Tunis/Tunisia — «Successive governments have borrowed from local banks five times since 2017 to mobilise financial resources » said Minister of Economy, Finance and Investment Support Ali Kooli.
The government already borrowed from Tunisian banks to finance the state budget, since Article 25 of the internal regulations of the Central Bank of Tunisia (BCT) prohibits borrowing from the BCT.
Kooli was responding to questions from MPs at a plenary session held Tuesday to review the bill approving the financing agreement signed between Tunisia and a group of local banks to finance the state budget, on February 18, 2021.
The state will repay the loans worth 15.5 billion dinars borrowed by successive governments.
The government in May 2020 secured a €257 million loan, with an interest rate of 2% and a $130 million with an interest rate of 2.275%, over a period of three years, he added.
That bill concerns a €259-million loan secured with an interest rate of 2%, and $150 million with an interest rate of 2.75% over a repayment period of 5 years.
The government expects a state budget deficit of around 7.094 billion dinars, or 7% of GDP in 2021. State expenditure under this budget is estimated at 40.203 billion dinars, compared to revenues of 33.109 billion dinars.

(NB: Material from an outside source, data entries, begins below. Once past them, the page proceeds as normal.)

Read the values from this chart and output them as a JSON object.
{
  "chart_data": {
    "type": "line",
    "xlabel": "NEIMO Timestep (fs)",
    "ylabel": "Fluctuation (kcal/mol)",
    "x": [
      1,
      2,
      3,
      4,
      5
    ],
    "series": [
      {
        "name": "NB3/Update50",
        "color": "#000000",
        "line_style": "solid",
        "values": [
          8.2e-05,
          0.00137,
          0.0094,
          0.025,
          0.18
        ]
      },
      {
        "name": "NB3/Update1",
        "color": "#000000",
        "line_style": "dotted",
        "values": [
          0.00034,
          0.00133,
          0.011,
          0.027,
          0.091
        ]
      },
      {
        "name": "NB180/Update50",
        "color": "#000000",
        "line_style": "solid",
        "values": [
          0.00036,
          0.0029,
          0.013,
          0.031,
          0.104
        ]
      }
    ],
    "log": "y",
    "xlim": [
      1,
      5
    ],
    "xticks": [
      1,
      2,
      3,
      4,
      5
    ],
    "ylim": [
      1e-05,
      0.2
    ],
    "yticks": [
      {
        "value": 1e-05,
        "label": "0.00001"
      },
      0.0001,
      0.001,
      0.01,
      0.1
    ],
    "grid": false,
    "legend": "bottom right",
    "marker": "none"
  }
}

The government aims at the time of this difficult economic and social crisis to mobilise domestic loan resources of 5.580 billion dinars, from 18 billion dinars in loans needed to finance the state budget of 2021.
Loans from Tunisian banks stirred controversy among a number of economic experts who considered this state of affairs "not in the interest of the national economy," especially since this financing is not directed towards economic sectors.